Algebraic Topology
10 credits
Syllabus, Master's level, 1MA192
This course has been discontinued.
- Code
- 1MA192
- Education cycle
- Second cycle
- Main field(s) of study and in-depth level
- Mathematics A1F
- Grading system
- Fail (U), Pass (3), Pass with credit (4), Pass with distinction (5)
- Finalised by
- The Faculty Board of Science and Technology, 23 April 2013
- Responsible department
- Department of Mathematics
Entry requirements
Riemannian Geometry.

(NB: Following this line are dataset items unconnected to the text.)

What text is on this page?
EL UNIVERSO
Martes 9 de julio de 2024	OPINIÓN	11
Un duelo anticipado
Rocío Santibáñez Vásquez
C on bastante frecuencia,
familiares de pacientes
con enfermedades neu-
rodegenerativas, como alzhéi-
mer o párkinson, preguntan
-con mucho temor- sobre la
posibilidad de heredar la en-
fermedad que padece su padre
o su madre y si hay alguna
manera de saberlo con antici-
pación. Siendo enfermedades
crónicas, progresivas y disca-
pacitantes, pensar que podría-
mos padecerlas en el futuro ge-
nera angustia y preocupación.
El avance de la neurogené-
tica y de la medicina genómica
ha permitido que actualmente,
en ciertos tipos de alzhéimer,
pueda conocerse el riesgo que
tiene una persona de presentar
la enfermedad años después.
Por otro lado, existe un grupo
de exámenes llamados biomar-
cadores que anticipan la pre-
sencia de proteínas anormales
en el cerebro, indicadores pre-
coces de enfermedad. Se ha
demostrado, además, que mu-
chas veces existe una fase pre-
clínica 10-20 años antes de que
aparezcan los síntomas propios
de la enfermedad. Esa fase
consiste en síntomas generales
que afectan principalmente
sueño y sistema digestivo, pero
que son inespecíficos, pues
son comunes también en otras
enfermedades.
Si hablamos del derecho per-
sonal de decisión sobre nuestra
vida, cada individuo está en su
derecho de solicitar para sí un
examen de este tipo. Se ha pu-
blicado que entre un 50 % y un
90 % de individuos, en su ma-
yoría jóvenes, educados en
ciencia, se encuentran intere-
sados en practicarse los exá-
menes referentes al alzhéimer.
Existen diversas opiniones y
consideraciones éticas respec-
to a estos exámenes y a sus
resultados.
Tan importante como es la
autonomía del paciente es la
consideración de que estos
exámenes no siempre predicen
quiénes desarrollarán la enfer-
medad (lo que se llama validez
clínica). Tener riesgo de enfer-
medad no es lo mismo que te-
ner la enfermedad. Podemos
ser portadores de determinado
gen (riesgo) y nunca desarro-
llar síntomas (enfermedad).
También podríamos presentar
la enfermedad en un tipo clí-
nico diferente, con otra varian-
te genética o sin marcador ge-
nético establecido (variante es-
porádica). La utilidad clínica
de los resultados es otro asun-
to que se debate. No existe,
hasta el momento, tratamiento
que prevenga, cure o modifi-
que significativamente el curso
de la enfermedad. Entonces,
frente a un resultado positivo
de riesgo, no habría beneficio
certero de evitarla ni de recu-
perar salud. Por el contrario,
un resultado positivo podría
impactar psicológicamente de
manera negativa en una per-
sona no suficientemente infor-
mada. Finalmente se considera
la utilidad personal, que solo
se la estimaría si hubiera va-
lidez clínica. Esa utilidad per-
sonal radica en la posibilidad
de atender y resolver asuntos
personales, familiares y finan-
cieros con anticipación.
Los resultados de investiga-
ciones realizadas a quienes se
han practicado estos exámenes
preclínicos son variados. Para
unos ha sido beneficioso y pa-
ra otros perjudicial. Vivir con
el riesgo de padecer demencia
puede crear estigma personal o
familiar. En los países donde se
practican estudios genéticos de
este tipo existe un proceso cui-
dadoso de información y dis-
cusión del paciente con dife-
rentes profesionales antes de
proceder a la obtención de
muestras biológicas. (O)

The course Modules and Homological Algebra is highly recommended but not necessary.
Learning outcomes
In order to pass the course (grade 3) the student should be able to
- give an account of the concepts homotopy, homology and cohomology, their basic properties and relationships;
- compute algebro-topological invariants in specific examples;
- use the theory to solve elementary topological problems;
- give an account of fundamental topological examples, e.g. surfaces, knots, classical Lie-groups, Grassmannian manifolds, configuration rooms.
Content
The fundamental group and covering spaces, singular and cellular homology, the Mayer-Vietoris sequence, cohomology, the universal coefficient theorem, the Künneth theorem, the Cup product, Poincaré duality, homotopy groups, the Hurewicz and Whitehead theorems, Eilenberg-MacLane spaces, obstruction theory.
Instruction
Lectures and problem solving sessions.
Assessment
Written examination and assignments during the course.
Other directives
The course cannot be included in passing degree together with the course Topology II.